A six-year campaign by a law professor at the University of Illinois at Urbana-Champaign to hold lawyers accountable for preventing executive wrongdoing has ended in tough new federal requirements.

"It's a whole new ballgame," said Richard W. Painter of the Sarbanes-Oxley Act passed in July. Painter cites three changes in attorney relations with corporate clients as a result of the legislation.

"Before this bill, federal securities law did not require a lawyer to report corporate wrongdoing to anybody or to do anything about corporate fraud," Painter said. "Now a report must be made to senior management and, if senior management won't do anything, to the board of directors."

Second, the law requires a lawyer to report not only material evidence of a securities law violation, but any breach of fiduciary duty. "The latter requirement extends beyond violation of criminal statues to such issues as officers being careless in making acquisitions and other breaches of duty to their stockholders," Painter said. "It opens up the potential of litigation directed at lawyers."

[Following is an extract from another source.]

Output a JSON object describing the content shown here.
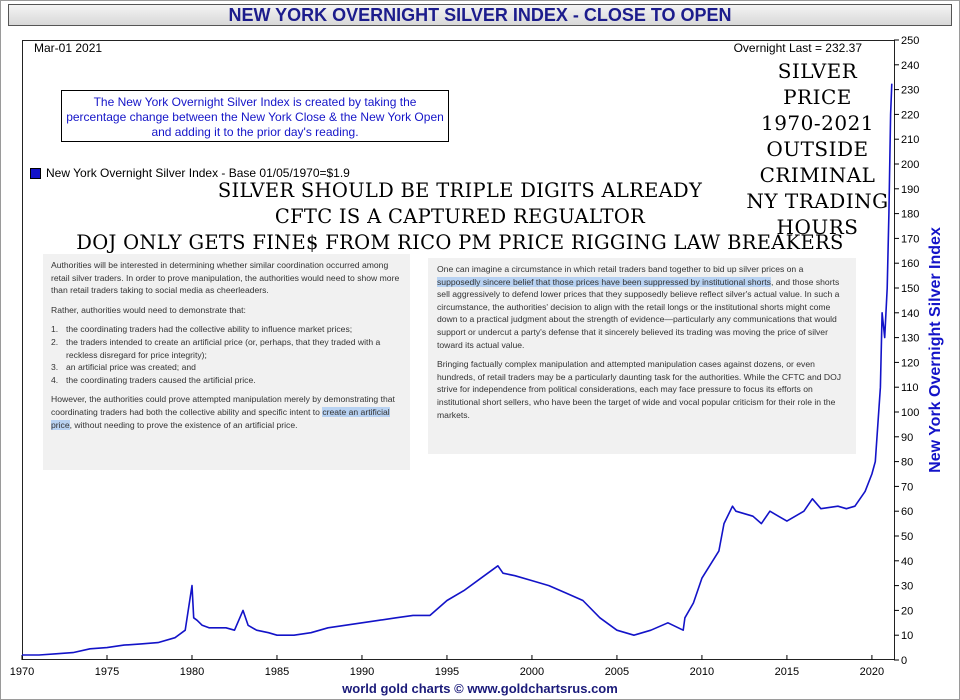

Finally, the law brings the profession under nationwide regulation by the Securities and Exchange Commission (SEC). Previously, attorneys have been governed by the laws of the states where they practice, which in turn were based on the model rules set by the American Bar Association.

Painter has long been critical of the ABA's model rules because they did not require a lawyer to take any specific course of action when fraud or misconduct by a corporate client was discovered.

In a 1996 law review article, he called for "a clear set of rules stating exactly what lawyers must do about client fraud." He said he had been alarmed by the savings and loans scandals, which revealed improper acts and conflicts of interest by lawyers representing S&Ls.

In 1998, he proposed a change to the model rules calling on lawyers to report any evidence of misconduct to senior executives at the company they represented. If the executives did not respond properly, lawyers were obligated to take the matter to the board of directors.

The ABA rejected the proposal. "They were circling the wagons," he said. After the Enron debacle, which again implicated lawyers in suspect transactions, Painter wrote Harvey Pitt, the SEC chairman. He asked Pitt to impose stricter regulatory rules on lawyers. His letter was signed by 40 other law professors.

The ABA objected to the proposal, and the SEC's general counsel argued that "changes to the rules governing lawyers should be the result of congressional changes to the securities laws." The correspondence was then passed on to legislators on Capitol Hill, the result being the sweeping version of lawyer accountability incorporated in the new law.

"Sarbanes-Oxley shows what little clout the ABA currently has on Capitol Hill," Painter said. While he would have preferred a system that fell within the current state codes of ethical conduct, the Illinois professor said the new bill is well-crafted and should help safeguard stockholders.